The women at Nordstrom and at Sak’s, had been so eager to help, asking what style she wanted, asking if she wanted to look at “foundation garments” too, talking to her about her choices—it was a level of care and concern that Danielle had never experienced in her life. They were, she thought, willing to spend as much time with her as she might have felt like taking, confident in the possibility of her spending money.
And those same women would be happy to see her again when she went back the following month to take advantage of her clothing allowance; they had given her their cards and told her how to schedule her own shopping appointment with them. Of course, if they’re getting a ten percent commission on two thousand dollars, that’s a good $250 on their next paycheck, Danielle reminded herself. That was nothing to sneeze at.
And since she was making three times what she had been earning before, she would be able to—maybe once in a while—visit them on her own, buy a few things for her non-work life, as well. Danielle smiled to herself, remembering the pair of boots she’d tried on but decided not to buy, since they would have been more suited to going out than the office.
She had gotten a firm hold on how her actual job worked in the week since she’d started with Victor, in between their in-office flings: most of the day, she sat at her computer, researching different fundraising campaigns, community projects, and charities. She made notes about what looked likely, and looked deeper into the circumstances of each one, so that she could add them to what she mentally called “the list.”

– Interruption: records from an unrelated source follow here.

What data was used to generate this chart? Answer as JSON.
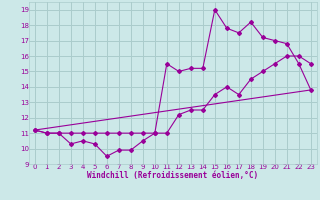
{
  "xlabel": "Windchill (Refroidissement éolien,°C)",
  "bg_color": "#cce8e8",
  "grid_color": "#aacccc",
  "line_color": "#990099",
  "xlim": [
    -0.5,
    23.5
  ],
  "ylim": [
    9,
    19.5
  ],
  "xticks": [
    0,
    1,
    2,
    3,
    4,
    5,
    6,
    7,
    8,
    9,
    10,
    11,
    12,
    13,
    14,
    15,
    16,
    17,
    18,
    19,
    20,
    21,
    22,
    23
  ],
  "yticks": [
    9,
    10,
    11,
    12,
    13,
    14,
    15,
    16,
    17,
    18,
    19
  ],
  "series1_x": [
    0,
    1,
    2,
    3,
    4,
    5,
    6,
    7,
    8,
    9,
    10,
    11,
    12,
    13,
    14,
    15,
    16,
    17,
    18,
    19,
    20,
    21,
    22,
    23
  ],
  "series1_y": [
    11.2,
    11.0,
    11.0,
    10.3,
    10.5,
    10.3,
    9.5,
    9.9,
    9.9,
    10.5,
    11.0,
    11.0,
    12.2,
    12.5,
    12.5,
    13.5,
    14.0,
    13.5,
    14.5,
    15.0,
    15.5,
    16.0,
    16.0,
    15.5
  ],
  "series2_x": [
    0,
    1,
    2,
    3,
    4,
    5,
    6,
    7,
    8,
    9,
    10,
    11,
    12,
    13,
    14,
    15,
    16,
    17,
    18,
    19,
    20,
    21,
    22,
    23
  ],
  "series2_y": [
    11.2,
    11.0,
    11.0,
    11.0,
    11.0,
    11.0,
    11.0,
    11.0,
    11.0,
    11.0,
    11.0,
    15.5,
    15.0,
    15.2,
    15.2,
    19.0,
    17.8,
    17.5,
    18.2,
    17.2,
    17.0,
    16.8,
    15.5,
    13.8
  ],
  "series3_x": [
    0,
    23
  ],
  "series3_y": [
    11.2,
    13.8
  ]
}
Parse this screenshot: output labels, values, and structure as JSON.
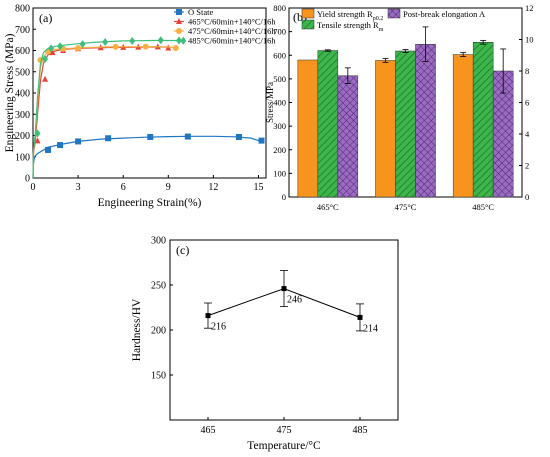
{
  "chart_data": [
    {
      "panel": "(a)",
      "type": "line",
      "xlabel": "Engineering Strain(%)",
      "ylabel": "Engineering Stress (MPa)",
      "xlim": [
        0,
        15.5
      ],
      "ylim": [
        0,
        800
      ],
      "xticks": [
        0,
        3,
        6,
        9,
        12,
        15
      ],
      "yticks": [
        0,
        100,
        200,
        300,
        400,
        500,
        600,
        700,
        800
      ],
      "legend_position": "top-right",
      "series": [
        {
          "name": "O State",
          "color": "#1f77c4",
          "marker": "square",
          "x": [
            0,
            0.02,
            0.1,
            0.3,
            1,
            2,
            3,
            4.5,
            6,
            7.5,
            9,
            10.5,
            12,
            13.5,
            14.5,
            15
          ],
          "y": [
            0,
            60,
            100,
            115,
            145,
            160,
            172,
            183,
            188,
            192,
            195,
            196,
            196,
            194,
            188,
            176
          ],
          "marker_x": [
            1.0,
            1.8,
            3.0,
            5.0,
            7.8,
            10.3,
            13.7,
            15.2
          ],
          "marker_y": [
            132,
            155,
            172,
            187,
            193,
            195,
            193,
            176
          ]
        },
        {
          "name": "465°C/60min+140°C/16h",
          "color": "#e8423a",
          "marker": "triangle",
          "x": [
            0,
            0.03,
            0.15,
            0.3,
            0.5,
            0.7,
            1,
            1.5,
            2,
            3,
            4,
            5,
            6,
            7,
            8,
            9
          ],
          "y": [
            0,
            120,
            170,
            300,
            460,
            540,
            580,
            598,
            605,
            610,
            612,
            614,
            615,
            616,
            617,
            616
          ],
          "marker_x": [
            0.3,
            0.8,
            1.3,
            2.0,
            3.0,
            4.5,
            6.0,
            7.0,
            8.3,
            9.0
          ],
          "marker_y": [
            175,
            465,
            590,
            600,
            608,
            613,
            615,
            616,
            617,
            612
          ]
        },
        {
          "name": "475°C/60min+140°C/16h",
          "color": "#f5b041",
          "marker": "circle",
          "x": [
            0,
            0.03,
            0.15,
            0.3,
            0.5,
            0.7,
            1,
            1.5,
            2,
            3,
            4,
            5,
            6,
            7,
            8,
            9,
            9.5
          ],
          "y": [
            0,
            120,
            200,
            350,
            520,
            570,
            595,
            605,
            608,
            612,
            615,
            617,
            618,
            618,
            618,
            617,
            612
          ],
          "marker_x": [
            0.5,
            1.0,
            2.0,
            3.0,
            5.5,
            7.5,
            9.5
          ],
          "marker_y": [
            555,
            595,
            608,
            612,
            617,
            618,
            612
          ]
        },
        {
          "name": "485°C/60min+140°C/16h",
          "color": "#3dbf7a",
          "marker": "diamond",
          "x": [
            0,
            0.03,
            0.15,
            0.3,
            0.5,
            0.7,
            1,
            1.5,
            2,
            3,
            4,
            5,
            6,
            7,
            8,
            9,
            10
          ],
          "y": [
            0,
            130,
            210,
            380,
            540,
            590,
            610,
            620,
            625,
            632,
            638,
            642,
            645,
            646,
            647,
            647,
            646
          ],
          "marker_x": [
            0.3,
            0.8,
            1.2,
            1.8,
            3.3,
            4.8,
            6.6,
            8.5,
            10.0
          ],
          "marker_y": [
            210,
            560,
            610,
            620,
            630,
            640,
            645,
            648,
            646
          ]
        }
      ]
    },
    {
      "panel": "(b)",
      "type": "bar",
      "categories": [
        "465°C",
        "475°C",
        "485°C"
      ],
      "ylabel": "Stress/MPa",
      "ylim": [
        0,
        800
      ],
      "yticks": [
        0,
        100,
        200,
        300,
        400,
        500,
        600,
        700,
        800
      ],
      "y2lim": [
        0,
        12
      ],
      "y2ticks": [
        0,
        2,
        4,
        6,
        8,
        10,
        12
      ],
      "legend_position": "top",
      "series": [
        {
          "name_main": "Yield strength R",
          "name_sub": "p0.2",
          "axis": "left",
          "color": "#f7941d",
          "pattern": "solid",
          "values": [
            580,
            578,
            603
          ],
          "errors": [
            0,
            8,
            8
          ]
        },
        {
          "name_main": "Tensile strength R",
          "name_sub": "m",
          "axis": "left",
          "color": "#3cb54a",
          "pattern": "hatch",
          "values": [
            620,
            618,
            655
          ],
          "errors": [
            3,
            6,
            8
          ]
        },
        {
          "name_main": "Post-break elongation A",
          "name_sub": "",
          "axis": "right",
          "color": "#9b6bc2",
          "pattern": "cross",
          "values": [
            7.7,
            9.7,
            8.0
          ],
          "errors": [
            0.5,
            1.1,
            1.4
          ]
        }
      ]
    },
    {
      "panel": "(c)",
      "type": "line",
      "xlabel": "Temperature/°C",
      "ylabel": "Hardness/HV",
      "xlim": [
        460,
        490
      ],
      "xticks": [
        465,
        475,
        485
      ],
      "ylim": [
        100,
        300
      ],
      "yticks": [
        150,
        200,
        250,
        300
      ],
      "x": [
        465,
        475,
        485
      ],
      "y": [
        216,
        246,
        214
      ],
      "errors": [
        14,
        20,
        15
      ],
      "labels": [
        "216",
        "246",
        "214"
      ]
    }
  ]
}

Already, Danielle had developed a kind of system, a schedule that she intended to follow, just to make sense of things and make her work a little more routine and less scattered. She decided that for each day of the week, she would have a theme: Mondays were for individual need-based fundraising drives, like people who were trying to get out of debt from hospital bills, or from student loans, or who needed funding to get out of an abusive home—things like that.
Tuesdays, she would look at scholarship funding opportunities, not just for colleges and universities but also for preschools and grade schools, starting in Philadelphia.